Même si l'on peut faire état d'affirmations de certains spécialistes, il nous paraît important de
les soumettre à expertise.
Face à ces interrogations, le Gouvernement a décidé de mettre en place une étude
épidémiologique destinée à améliorer l'état des connaissances et des techniques pour
proposer, le cas échéant, une incrimination spécifique de conduite sous l'empire d'un état
psychique lié à la consommation de stupéfiants.
L'article L. 3-1 de la loi du 18 juin 1999 a instauré le dépistage systématique de stupéfiants
chez tous les conducteurs de véhicule impliqués dans un accident mortel de la circulation.
Les textes réglementaires destinés à organiser ce dépistage systématique et à mettre en
place l'étude épidémiologique que j'évoquais sont en voie de finalisation.
D'ores et déjà, dans l'hypothèse d'un accident mortel, le dépistage systématique de
stupéfiants permet aux parquets de poursuivre les conducteurs dont les épreuves d'analyse
biologique se révèlent positives du chef d'usage de produits stupéfiants, cela se cumulant
avec les infractions au code pénal ou au code de la route.
Dans les autres accidents de la circulation, pour parfaire la manifestation de la vérité, les
parquets recourent de plus en plus fréquemment au dépistage de stupéfiants, bien que cet
acte de procédure ne soit pas obligatoire. Le Gouvernement veille actuellement à la mise en
oeuvre de l'étude épidémiologique et à la cohérence, sur l'ensemble du territoire, des
pratiques des différents parquets.
M. Jean Boyer. Je demande la parole.
M. le président. La parole est à M. Jean Boyer.
M. Jean Boyer. Madame la secrétaire d'Etat, je me réjouis de cette prise de conscience.
Nous ne sommes pas les seuls à rechercher des moyens efficaces de dépistage puisque,
dans l'excellent rapport établi par un député, M. Delnatte, il est indiqué que, dans un certain
nombre de pays européens tels que l'Italie, la Belgique, le Royaume-Uni, la Suède et la
Suisse, on se pose le même genre de questions, sans toutefois aller guère plus loin.

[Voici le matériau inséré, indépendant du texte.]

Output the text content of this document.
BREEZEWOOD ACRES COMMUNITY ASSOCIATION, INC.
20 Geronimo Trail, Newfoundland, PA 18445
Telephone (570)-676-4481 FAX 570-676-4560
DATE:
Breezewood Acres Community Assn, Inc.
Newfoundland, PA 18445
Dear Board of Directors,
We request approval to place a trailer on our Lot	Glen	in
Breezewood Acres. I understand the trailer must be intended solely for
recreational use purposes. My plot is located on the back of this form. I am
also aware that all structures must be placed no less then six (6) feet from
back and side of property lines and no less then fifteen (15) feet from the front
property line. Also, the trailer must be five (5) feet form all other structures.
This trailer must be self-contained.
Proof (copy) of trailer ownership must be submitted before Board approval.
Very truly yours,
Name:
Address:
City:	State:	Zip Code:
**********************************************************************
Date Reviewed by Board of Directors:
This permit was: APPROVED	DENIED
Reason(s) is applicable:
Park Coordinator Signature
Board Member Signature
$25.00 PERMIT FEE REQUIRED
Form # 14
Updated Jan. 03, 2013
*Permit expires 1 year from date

C'est pourquoi il me paraîtrait judicieux de demander à tous les laboratoires français -
éventuellement en les « dopant » financièrement - de conduire des recherches tendant à la
mise au point de tests qui permettraient de réaliser un dépistage systématique. La
technologie française est très en avance dans ce domaine et pourrait parfaitement être
utilement mobilisée à cet égard. Peut-être un « patch » pourrait-il être apposé sur la peau des
contrevenants, de manière à établir s'ils ont ou non fait usage de stupéfiants. Ce n'est là
qu'une piste que je suggère modestement.
Madame la secrétaire d'Etat, au moment où nous constatons dans notre pays une
augmentation de la consommation des drogues, il serait souhaitable que tout soit mis en
oeuvre pour que notre jeunesse ne perde pas... sa jeunesse. La mise au point d'un test de
dépistage fiable permettrait aussi d'empêcher que nos lycées ne soient remplis de dealers.
Pourquoi la France ne serait-elle championne dans le domaine du dépistage des drogues ?
Nos laboratoires sont capables d'une telle découverte.